# Notebook 2: Topic modeling

![topicmodelingpipeline.jpeg](attachment:5d18434a-060f-4c37-9f1b-b3ae5093b6b9.jpeg)

## Load data

In [None]:
import matplotlib.pyplot as plt

In [None]:
from sklearn.datasets import fetch_20newsgroups

newsgroups = fetch_20newsgroups(subset='all',  remove=('headers', 'footers', 'quotes'))
print(newsgroups["DESCR"][:394])

docs, labels, target_names = newsgroups["data"], newsgroups["target"], newsgroups["target_names"]

## 1. The classics: LDA

Latent Dirichlet Allocation is a generative probabilistic model for collections of discrete dataset such as text corpora. It is also a topic model that is used for discovering abstract topics from a collection of documents.

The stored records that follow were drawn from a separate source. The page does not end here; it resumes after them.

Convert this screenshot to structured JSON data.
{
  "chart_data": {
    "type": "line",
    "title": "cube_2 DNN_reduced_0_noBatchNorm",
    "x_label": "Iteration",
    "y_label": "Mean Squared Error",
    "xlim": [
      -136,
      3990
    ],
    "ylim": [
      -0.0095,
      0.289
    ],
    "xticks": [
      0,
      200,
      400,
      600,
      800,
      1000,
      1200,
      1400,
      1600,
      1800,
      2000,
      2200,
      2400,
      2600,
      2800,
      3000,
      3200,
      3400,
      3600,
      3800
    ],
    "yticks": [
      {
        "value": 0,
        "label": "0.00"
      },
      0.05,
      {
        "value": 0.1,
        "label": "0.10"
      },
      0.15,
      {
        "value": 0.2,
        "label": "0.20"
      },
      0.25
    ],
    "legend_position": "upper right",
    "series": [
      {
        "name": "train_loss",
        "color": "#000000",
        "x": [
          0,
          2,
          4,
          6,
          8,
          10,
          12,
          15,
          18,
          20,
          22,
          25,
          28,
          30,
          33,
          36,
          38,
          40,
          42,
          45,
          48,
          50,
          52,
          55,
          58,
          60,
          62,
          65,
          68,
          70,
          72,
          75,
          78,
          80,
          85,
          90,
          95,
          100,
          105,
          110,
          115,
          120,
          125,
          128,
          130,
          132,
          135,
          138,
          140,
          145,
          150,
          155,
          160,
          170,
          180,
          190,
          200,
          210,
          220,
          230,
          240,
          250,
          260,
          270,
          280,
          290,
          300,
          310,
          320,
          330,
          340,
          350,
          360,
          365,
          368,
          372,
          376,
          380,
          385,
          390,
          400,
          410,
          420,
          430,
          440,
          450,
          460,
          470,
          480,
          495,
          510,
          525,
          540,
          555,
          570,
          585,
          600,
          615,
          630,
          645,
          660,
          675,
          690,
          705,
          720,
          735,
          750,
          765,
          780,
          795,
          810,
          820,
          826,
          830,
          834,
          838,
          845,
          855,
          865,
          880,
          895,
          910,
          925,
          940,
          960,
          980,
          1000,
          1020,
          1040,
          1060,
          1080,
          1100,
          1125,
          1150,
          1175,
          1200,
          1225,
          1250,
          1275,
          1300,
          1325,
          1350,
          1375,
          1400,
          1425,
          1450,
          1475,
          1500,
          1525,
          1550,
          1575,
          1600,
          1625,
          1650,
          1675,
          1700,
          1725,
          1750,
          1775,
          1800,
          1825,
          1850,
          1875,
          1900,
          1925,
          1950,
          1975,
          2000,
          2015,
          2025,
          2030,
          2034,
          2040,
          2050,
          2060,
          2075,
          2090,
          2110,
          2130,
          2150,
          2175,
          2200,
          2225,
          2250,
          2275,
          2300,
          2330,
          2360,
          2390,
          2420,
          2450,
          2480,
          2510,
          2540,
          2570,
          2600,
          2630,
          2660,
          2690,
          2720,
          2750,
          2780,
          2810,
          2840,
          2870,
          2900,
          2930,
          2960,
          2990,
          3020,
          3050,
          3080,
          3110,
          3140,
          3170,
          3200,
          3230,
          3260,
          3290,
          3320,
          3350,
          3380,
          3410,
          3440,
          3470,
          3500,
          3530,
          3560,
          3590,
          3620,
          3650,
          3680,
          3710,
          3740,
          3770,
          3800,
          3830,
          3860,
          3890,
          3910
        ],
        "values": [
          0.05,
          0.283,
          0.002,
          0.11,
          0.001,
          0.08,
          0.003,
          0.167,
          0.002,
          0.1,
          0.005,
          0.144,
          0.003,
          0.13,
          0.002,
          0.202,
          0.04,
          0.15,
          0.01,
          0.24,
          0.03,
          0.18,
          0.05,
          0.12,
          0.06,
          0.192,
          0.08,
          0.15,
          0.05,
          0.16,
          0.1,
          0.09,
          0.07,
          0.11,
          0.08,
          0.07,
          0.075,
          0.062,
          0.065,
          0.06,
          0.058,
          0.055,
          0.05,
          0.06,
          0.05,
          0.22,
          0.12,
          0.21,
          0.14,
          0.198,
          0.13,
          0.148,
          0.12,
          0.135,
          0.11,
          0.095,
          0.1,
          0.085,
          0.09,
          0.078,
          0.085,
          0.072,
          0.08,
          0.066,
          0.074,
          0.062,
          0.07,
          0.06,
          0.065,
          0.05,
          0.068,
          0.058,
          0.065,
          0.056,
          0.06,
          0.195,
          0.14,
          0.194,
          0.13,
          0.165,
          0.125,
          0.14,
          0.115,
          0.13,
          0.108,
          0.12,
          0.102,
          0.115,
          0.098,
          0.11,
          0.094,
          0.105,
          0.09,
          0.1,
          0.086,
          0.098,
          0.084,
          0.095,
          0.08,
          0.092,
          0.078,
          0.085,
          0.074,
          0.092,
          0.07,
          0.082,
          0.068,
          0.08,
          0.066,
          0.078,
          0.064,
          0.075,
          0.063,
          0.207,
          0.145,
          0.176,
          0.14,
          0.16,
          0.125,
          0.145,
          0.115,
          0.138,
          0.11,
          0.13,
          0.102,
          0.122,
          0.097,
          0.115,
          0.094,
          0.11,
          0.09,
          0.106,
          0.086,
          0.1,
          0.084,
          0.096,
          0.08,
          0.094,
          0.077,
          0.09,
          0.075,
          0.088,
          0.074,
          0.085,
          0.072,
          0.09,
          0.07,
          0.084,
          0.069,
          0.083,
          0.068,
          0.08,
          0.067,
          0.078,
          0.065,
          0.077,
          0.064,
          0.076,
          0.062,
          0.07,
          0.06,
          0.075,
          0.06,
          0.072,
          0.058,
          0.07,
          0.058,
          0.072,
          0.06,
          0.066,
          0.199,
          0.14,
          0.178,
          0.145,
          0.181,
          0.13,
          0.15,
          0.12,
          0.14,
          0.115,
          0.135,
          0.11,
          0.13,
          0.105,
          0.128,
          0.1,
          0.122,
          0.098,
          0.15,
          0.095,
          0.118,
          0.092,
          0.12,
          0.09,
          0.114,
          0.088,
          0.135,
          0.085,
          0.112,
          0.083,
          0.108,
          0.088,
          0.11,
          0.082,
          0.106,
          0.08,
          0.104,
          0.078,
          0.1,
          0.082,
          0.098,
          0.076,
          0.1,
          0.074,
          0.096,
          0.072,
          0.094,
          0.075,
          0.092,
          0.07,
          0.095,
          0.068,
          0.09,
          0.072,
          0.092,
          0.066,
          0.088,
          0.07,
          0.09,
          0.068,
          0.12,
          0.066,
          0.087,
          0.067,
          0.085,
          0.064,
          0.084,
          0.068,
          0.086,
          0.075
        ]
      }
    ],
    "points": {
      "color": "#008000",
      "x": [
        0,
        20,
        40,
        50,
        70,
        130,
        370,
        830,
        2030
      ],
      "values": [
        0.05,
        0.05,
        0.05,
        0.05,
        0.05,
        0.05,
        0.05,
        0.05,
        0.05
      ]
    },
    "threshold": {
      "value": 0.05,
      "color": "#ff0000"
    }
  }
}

When LatentDirichletAllocation is applied on a “document-term” matrix, the matrix will be decomposed into a “topic-term” matrix and a “document-topic” matrix. While “topic-term” matrix is stored as components_ in the model, “document-topic” matrix can be calculated from transform method.

Further reading:
- https://scikit-learn.org/stable/modules/generated/sklearn.decomposition.LatentDirichletAllocation.html
- https://www.depends-on-the-definition.com/lda-from-scratch/

In [None]:
from sklearn.feature_extraction.text import CountVectorizer
from sklearn.decomposition import LatentDirichletAllocation

In [None]:
vectorizer = CountVectorizer(max_features=10000, stop_words="english", max_df=0.95, min_df=2,)
encoded_docs = vectorizer.fit_transform(docs)

In [None]:
lda = LatentDirichletAllocation(n_components=10, random_state=2022)

lda.fit(encoded_docs)

In [None]:
def plot_top_words(model, feature_names, n_top_words, title):
    fig, axes = plt.subplots(2, 5, figsize=(30, 8), sharex=True)
    axes = axes.flatten()
    for topic_idx, topic in enumerate(model.components_):
        top_features_ind = topic.argsort()[: -n_top_words - 1 : -1]
        top_features = [feature_names[i] for i in top_features_ind]
        weights = topic[top_features_ind]

        ax = axes[topic_idx]
        ax.barh(top_features, weights, height=0.7)
        ax.set_title(f"Topic {topic_idx +1}", fontdict={"fontsize": 30})
        ax.invert_yaxis()
        ax.tick_params(axis="both", which="major", labelsize=20)
        for i in "top right left".split():
            ax.spines[i].set_visible(False)
        fig.suptitle(title, fontsize=40)

    plt.subplots_adjust(top=0.90, bottom=0.05, wspace=0.90, hspace=0.3)
    plt.show()

In [None]:
plot_top_words(lda, feature_names=vectorizer.get_feature_names_out(), n_top_words=10, title="Topics in LDA model")

## 2. The "modern" approach: BERTopic

We use similar tools as in part one. Could replace everything by language models.

Further reading:
- https://maartengr.github.io/BERTopic/
- Dynamic topic modelling: https://maartengr.github.io/BERTopic/getting_started/topicsovertime/topicsovertime.html


In [None]:
from bertopic import BERTopic
from sklearn.feature_extraction.text import TfidfVectorizer

# here we use a TFIDF-model, but we also could use a language model here (with GPU)
vectorizer_model = CountVectorizer(stop_words="english")

vectorizer = TfidfVectorizer(min_df=5, max_df=0.9, stop_words="english")
embeddings = vectorizer.fit_transform(docs)

# Train our topic model using TF-IDF vectors
topic_model = BERTopic(vectorizer_model=vectorizer_model)
topics, probs = topic_model.fit_transform(docs, embeddings)

### 2.1 Visualize the topics

https://maartengr.github.io/BERTopic/algorithm/algorithm.html

Further reading:
- https://maartengr.github.io/BERTopic/getting_started/visualization/visualization.html

In [None]:
topic_model.visualize_topics()

In [None]:
topic_model.visualize_documents(docs, embeddings=embeddings)

In [None]:
# Reduce topics
topic_model.reduce_topics(docs, nr_topics=20)

In [None]:
topic_model.visualize_documents(docs, embeddings=embeddings)

In [None]:
# Look at the topic top words
topic_model.get_topic(3)[:10]